Amongst many other issues a better handling of macroprudentials and a deeper intellectual understanding of the endogenous systemic instability of global finance, of the new extreme rapidity of shocks transmission and of the financial instability consequences of macroeconomic imbalances, appear of the essence.
Workshop “Energy and Environment”
The quest for energy has always been a key component of international relations, both in times of war and peace. The sustainability of an open world is therefore hardly thinkable without a form of global governance that secures every country’s access to various sources of energy at fair prices. With rising concerns about climate change, this fundamental concern has taken even a greater dimension. So far, the “international community” has failed to reach a consensus on how to cooperate on the matter. This workshop will be organized in three parts, though the majority of the time will be consecrated to Part III.

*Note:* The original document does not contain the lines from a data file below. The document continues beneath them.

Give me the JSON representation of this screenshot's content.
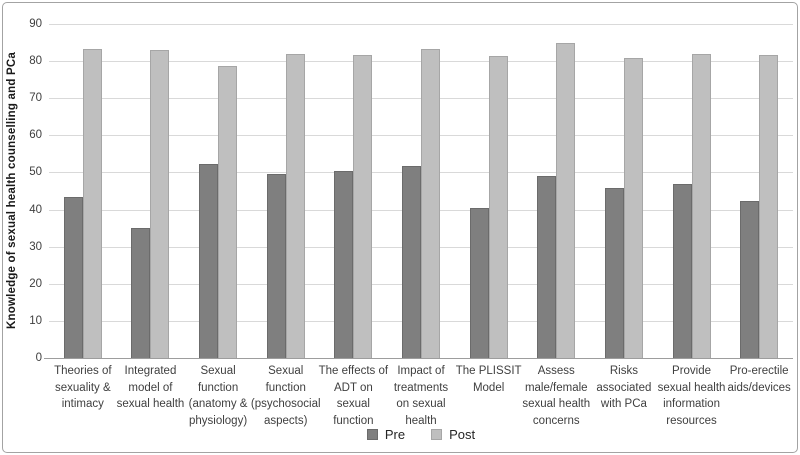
{
  "chart_data": {
    "type": "bar",
    "title": "",
    "xlabel": "",
    "ylabel": "Knowledge of sexual health counselling and PCa",
    "ylim": [
      0,
      90
    ],
    "yticks": [
      0,
      10,
      20,
      30,
      40,
      50,
      60,
      70,
      80,
      90
    ],
    "grid": true,
    "legend_position": "bottom",
    "background_color": "#ffffff",
    "gridline_color": "#d9d9d9",
    "categories": [
      "Theories of\nsexuality &\nintimacy",
      "Integrated\nmodel of\nsexual health",
      "Sexual\nfunction\n(anatomy &\nphysiology)",
      "Sexual\nfunction\n(psychosocial\naspects)",
      "The effects of\nADT on\nsexual\nfunction",
      "Impact of\ntreatments\non sexual\nhealth",
      "The PLISSIT\nModel",
      "Assess\nmale/female\nsexual health\nconcerns",
      "Risks\nassociated\nwith PCa",
      "Provide\nsexual health\ninformation\nresources",
      "Pro-erectile\naids/devices"
    ],
    "series": [
      {
        "name": "Pre",
        "color": "#7f7f7f",
        "border_color": "#6b6b6b",
        "values": [
          43.3,
          34.9,
          52.3,
          49.6,
          50.4,
          51.7,
          40.4,
          49.0,
          45.8,
          47.0,
          42.3
        ]
      },
      {
        "name": "Post",
        "color": "#bfbfbf",
        "border_color": "#a6a6a6",
        "values": [
          83.2,
          83.0,
          78.6,
          82.0,
          81.6,
          83.2,
          81.3,
          84.8,
          80.8,
          81.9,
          81.7
        ]
      }
    ]
  }
}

Part I will provide an overview of the current energy scene from political, economic and environmental standpoints. Part II will specifically address the crucial issue of inconsistencies in energy policies, at regional and international levels. For instance, the European Union has proved thus far unable to create a common energy policy, despite the coal and steel community being the heart of its foundation. Part III will concentrate on energy supply with an emphasis on new sources in the context of climate change. Five topics will be covered: two technical (unconventional oil and gas, and renewables), one social and political (“acceptability”), one economic (energy costs and economic competitiveness), and one international (the geopolitics of energy). The last two topics will certainly raise questions about economic integration and globalization more generally.
Workshop “Major Risks”
Increasing interdependence is accompanied by increasing, and sometimes unpredictable, risk. This is because the number of non-linear relations increases, i.e. non-proportionality between causes and consequences, or the so-called “butterfly effect”. In such a context, classical statistical methods based on the so-called “normal” or “Gaussian law” (bell curve) often become irrelevant. Major catastrophes are likely to happen, whereas in the classical context their probabilities of occurrence were considered negligible. These phenomena raise vital questions on risk prevention and risk sharing, in particular for insurance economics. The workshop will be organized in three parts. Part I will address the issue of major risks from the standpoint of research. Part II will discuss the myopia of states. Historically speaking, governments have proved unable to prevent catastrophes even in favorable contexts when the risks could be clearly identified, as is typically the case for many demography-related issues. How is it possible to improve long-term public decision making under well- or ill-identified risks without falling into the trap of pusillanimity, as with some interpretations of the precautionary principle? Is there a correlation between collective risk taking and political regimes? Does the concept of global public good make any practical sense in the context of major risks? Part III will cover three disparate examples: cyber security, which is now widely recognized as an explosive issue; aging, with its potentially undermining economic and financial consequences; and food security, which much like energy must be considered as a key component of global governance. It should be noted that the two other parallel workshops, particularly “Finance”, carry a important major risk dimension.